Using a net or bag instead of a single cable might work, but you'll need something to hold the net open so you can get the asteroid inside, and somehow you have to keep the cords that run to the net from snagging the asteroid as you try to complete the operation, and that implies arms to hold the strings to the side or some other pretty sophisticated technique.

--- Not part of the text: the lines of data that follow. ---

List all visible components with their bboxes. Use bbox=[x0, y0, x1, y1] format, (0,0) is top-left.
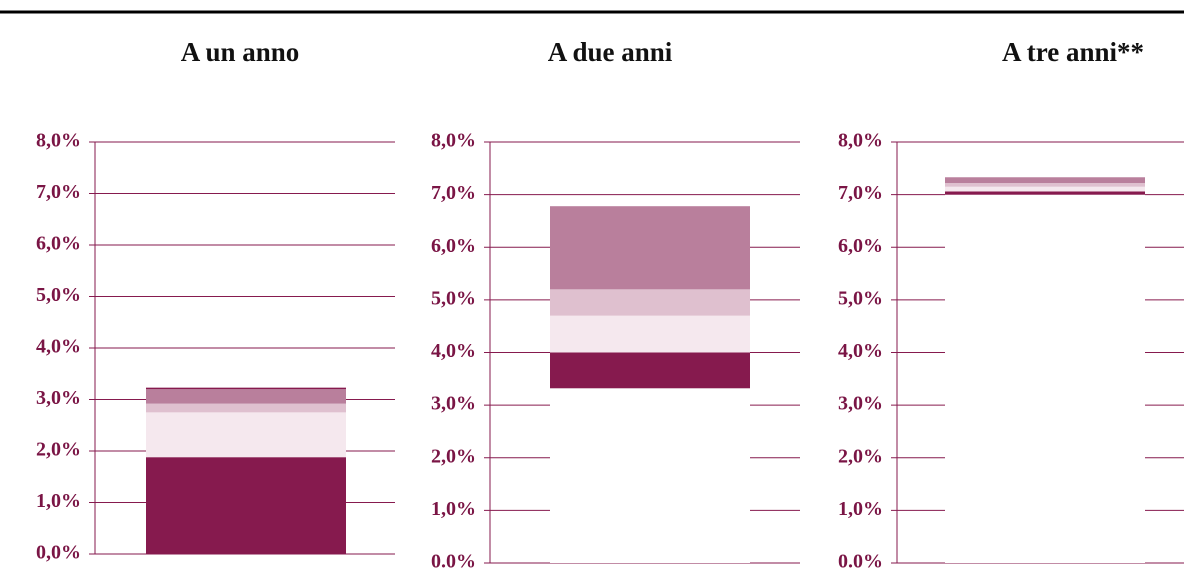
bar-segment bbox=[146, 389, 346, 404]
y-tick-label: 5,0% bbox=[36, 284, 81, 306]
bar-segment bbox=[146, 412, 346, 458]
bar-segment bbox=[945, 191, 1145, 195]
y-tick-label: 7,0% bbox=[431, 182, 476, 204]
bar-segment bbox=[550, 315, 750, 353]
y-tick-label: 3,0% bbox=[838, 393, 883, 415]
y-tick-label: 3,0% bbox=[431, 393, 476, 415]
y-tick-label: 0.0% bbox=[838, 551, 883, 570]
bar-segment bbox=[146, 457, 346, 554]
y-tick-label: 2,0% bbox=[431, 445, 476, 467]
y-tick-label: 3,0% bbox=[36, 387, 81, 409]
y-tick-label: 8,0% bbox=[838, 130, 883, 152]
bar-segment bbox=[945, 186, 1145, 192]
bar-segment bbox=[945, 177, 1145, 184]
y-tick-label: 2,0% bbox=[838, 445, 883, 467]
panel-title: A un anno bbox=[181, 37, 300, 67]
y-tick-label: 1,0% bbox=[838, 498, 883, 520]
y-tick-label: 7,0% bbox=[36, 181, 81, 203]
panel-title: A tre anni** bbox=[1002, 37, 1144, 67]
y-tick-label: 5,0% bbox=[838, 287, 883, 309]
y-tick-label: 2,0% bbox=[36, 439, 81, 461]
bar-segment bbox=[550, 289, 750, 316]
y-tick-label: 4,0% bbox=[36, 336, 81, 358]
y-tick-label: 6,0% bbox=[838, 235, 883, 257]
y-tick-label: 7,0% bbox=[838, 182, 883, 204]
y-tick-label: 8,0% bbox=[36, 130, 81, 152]
y-tick-label: 1,0% bbox=[431, 498, 476, 520]
y-tick-label: 6,0% bbox=[431, 235, 476, 257]
bar-segment bbox=[550, 352, 750, 389]
y-tick-label: 4,0% bbox=[838, 340, 883, 362]
y-tick-label: 0.0% bbox=[431, 551, 476, 570]
bar-segment bbox=[146, 387, 346, 390]
y-tick-label: 5,0% bbox=[431, 287, 476, 309]
panel-title: A due anni bbox=[548, 37, 673, 67]
y-tick-label: 6,0% bbox=[36, 233, 81, 255]
bar-segment bbox=[945, 183, 1145, 187]
y-tick-label: 0,0% bbox=[36, 542, 81, 564]
y-tick-label: 8,0% bbox=[431, 130, 476, 152]
bar-segment bbox=[945, 194, 1145, 563]
bar-segment bbox=[550, 206, 750, 290]
bar-segment bbox=[146, 403, 346, 413]
bar-segment bbox=[550, 388, 750, 563]
y-tick-label: 1,0% bbox=[36, 490, 81, 512]
y-tick-label: 4,0% bbox=[431, 340, 476, 362]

But then you've got the problem that the asteroid is probably spinning very slowly, which is going to reel in the satellite unless the satellite orbits to match the asteroid's rotation. The only way to de-spin the asteroid is to apply a torque, but cords only work in tension, so you'll have to apply little tugs with the cord, ideally while the thrust is aimed along the desired flight vector to avoid wasting fuel. But you also need the cord to pass to the side of the asteroid's center of mass so that each pull will reduce the rotation rate, and given the relative mass of the asteroid and satellite, and that the asteroid's rotation will probably include tumbling, controlling all that will be complicated.
And when you periodically tug on a cord you're introducing dynamics where the cord's elasticity pulls the satellite back toward the asteroid after each tug, slackening the cable and tending to crash the satellite into the asteroid while getting the loose cable tangled in the satellite's antennas and solar arrays. Untangling after such an event would probably take days of mission planning to figure out how to roll, pitch, and yaw the satellite so the cable doesn't do any damage, and that would have to be done with the cable still flopping around in real time. They'd want to avoid that situation at all costs.
So cutting thrust will have to be a carefully controlled operation, more of a return to station-keeping based on video of the cable position and range to the asteroid.
In contrast, a big bucket with a lid and a thruster in back is easy peasy, and you won't lose a single grain of material, as long as the asteroid is small enough to fit in the bucket. If after capture you sprayed in some aerogel or other foam, then the asteroid/satellite assembly becomes a single solid body and dynamic control is simple.